A categoria reivindica um aumento salarial de 17,7%, o mesmo percentual a ser acrescido aos repasses da Prefeitura, por aluno, para as creches filantrópicas dentro do custeio das unidades. De acordo com o presidente do Sinpro, André Cunha, este índice já havia sido acertado para os professores perante o sindicato patronal, o Secraso, ainda no ano passado. Neste ano, contudo, a proposta do Secraso foi de 12%. "Eles apresentaram que não cumpriram o percentual porque tiveram intercorrências", diz Cunha.
O presidente do Secraso, José Milton de Souza, sustenta que as creches realmente não têm condições de arcar com 5% a mais do que o oferecido se não houver contrapartida maior da Prefeitura. "Se não tivermos uma complementação, fica muito difícil", reforça.
Ainda durante a reunião com o prefeito, o Secraso aumentou o reajuste ofertado de 12% para 14%. Também houve a disposição da Prefeitura em fazer uma análise das finanças do setor para aumentar para 20,7% o reajuste nos repasses feitos pelo Município. O prazo para o estudo será de 48 horas. O Secraso já adiantou que a reposição salarial dos professores só poderá alcançar 17,7% caso haja este aumento de 3% nos repasses.

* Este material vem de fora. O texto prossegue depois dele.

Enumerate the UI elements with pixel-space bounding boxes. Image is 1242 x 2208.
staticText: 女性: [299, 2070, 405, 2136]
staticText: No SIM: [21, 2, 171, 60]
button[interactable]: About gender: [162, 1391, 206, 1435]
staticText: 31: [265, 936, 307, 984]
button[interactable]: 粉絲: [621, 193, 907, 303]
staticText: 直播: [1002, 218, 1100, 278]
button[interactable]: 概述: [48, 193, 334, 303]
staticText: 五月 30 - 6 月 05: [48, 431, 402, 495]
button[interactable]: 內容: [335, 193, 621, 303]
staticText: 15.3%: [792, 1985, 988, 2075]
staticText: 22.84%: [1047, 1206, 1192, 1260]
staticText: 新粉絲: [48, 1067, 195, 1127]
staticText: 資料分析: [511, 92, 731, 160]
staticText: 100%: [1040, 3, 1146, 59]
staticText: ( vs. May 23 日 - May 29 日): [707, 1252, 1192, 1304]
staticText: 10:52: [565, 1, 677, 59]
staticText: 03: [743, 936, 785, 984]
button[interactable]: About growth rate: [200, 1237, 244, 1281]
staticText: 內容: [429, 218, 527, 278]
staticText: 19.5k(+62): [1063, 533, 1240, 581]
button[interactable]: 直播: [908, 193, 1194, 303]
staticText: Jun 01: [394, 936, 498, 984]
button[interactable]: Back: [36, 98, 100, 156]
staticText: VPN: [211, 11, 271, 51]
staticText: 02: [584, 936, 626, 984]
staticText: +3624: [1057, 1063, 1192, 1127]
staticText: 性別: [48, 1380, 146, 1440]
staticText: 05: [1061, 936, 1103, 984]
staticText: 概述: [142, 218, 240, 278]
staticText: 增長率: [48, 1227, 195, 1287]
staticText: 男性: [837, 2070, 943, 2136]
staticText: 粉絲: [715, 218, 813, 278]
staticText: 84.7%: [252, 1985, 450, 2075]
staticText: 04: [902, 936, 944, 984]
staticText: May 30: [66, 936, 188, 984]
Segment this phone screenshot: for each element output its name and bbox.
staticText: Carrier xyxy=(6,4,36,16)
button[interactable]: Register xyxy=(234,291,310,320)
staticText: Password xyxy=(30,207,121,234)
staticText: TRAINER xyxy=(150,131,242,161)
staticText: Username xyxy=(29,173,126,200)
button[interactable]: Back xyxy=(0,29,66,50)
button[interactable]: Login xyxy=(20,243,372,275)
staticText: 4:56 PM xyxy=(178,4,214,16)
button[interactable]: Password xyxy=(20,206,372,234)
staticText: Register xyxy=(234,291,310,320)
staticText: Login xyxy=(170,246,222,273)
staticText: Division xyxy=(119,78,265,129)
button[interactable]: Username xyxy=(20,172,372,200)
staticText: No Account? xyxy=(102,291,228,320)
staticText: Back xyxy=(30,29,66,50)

A Secretaria Municipal de Educação informou, por meio do Núcleo de Comunicação da Prefeitura, que só vai se manifestar sobre o caso depois do levantamento solicitado por Kireeff. Londrina tem hoje cerca de 6 mil crianças atendidas em creches filantrópicas. Ao todo, 600 professores atuam em 54 unidades inseridas nesta categoria.

PARTICULARES
A campanha salarial dos professores das escolas particulares também será pauta de ações do Sinpro em Londrina. Hoje, a entidade promove mobilizações em função do reajuste às 7h, 12h e 17 horas, em frente ao Colégio Nobel. Apesar das escolas terem reajustado as mensalidades em 12%, o Sindicato das Escolas Particulares (Sinepe) propôs 7,68% de aumento à categoria. Também estão previstas mobilizações em frente a outros colégios e faculdades particulares da região ao longo da semana.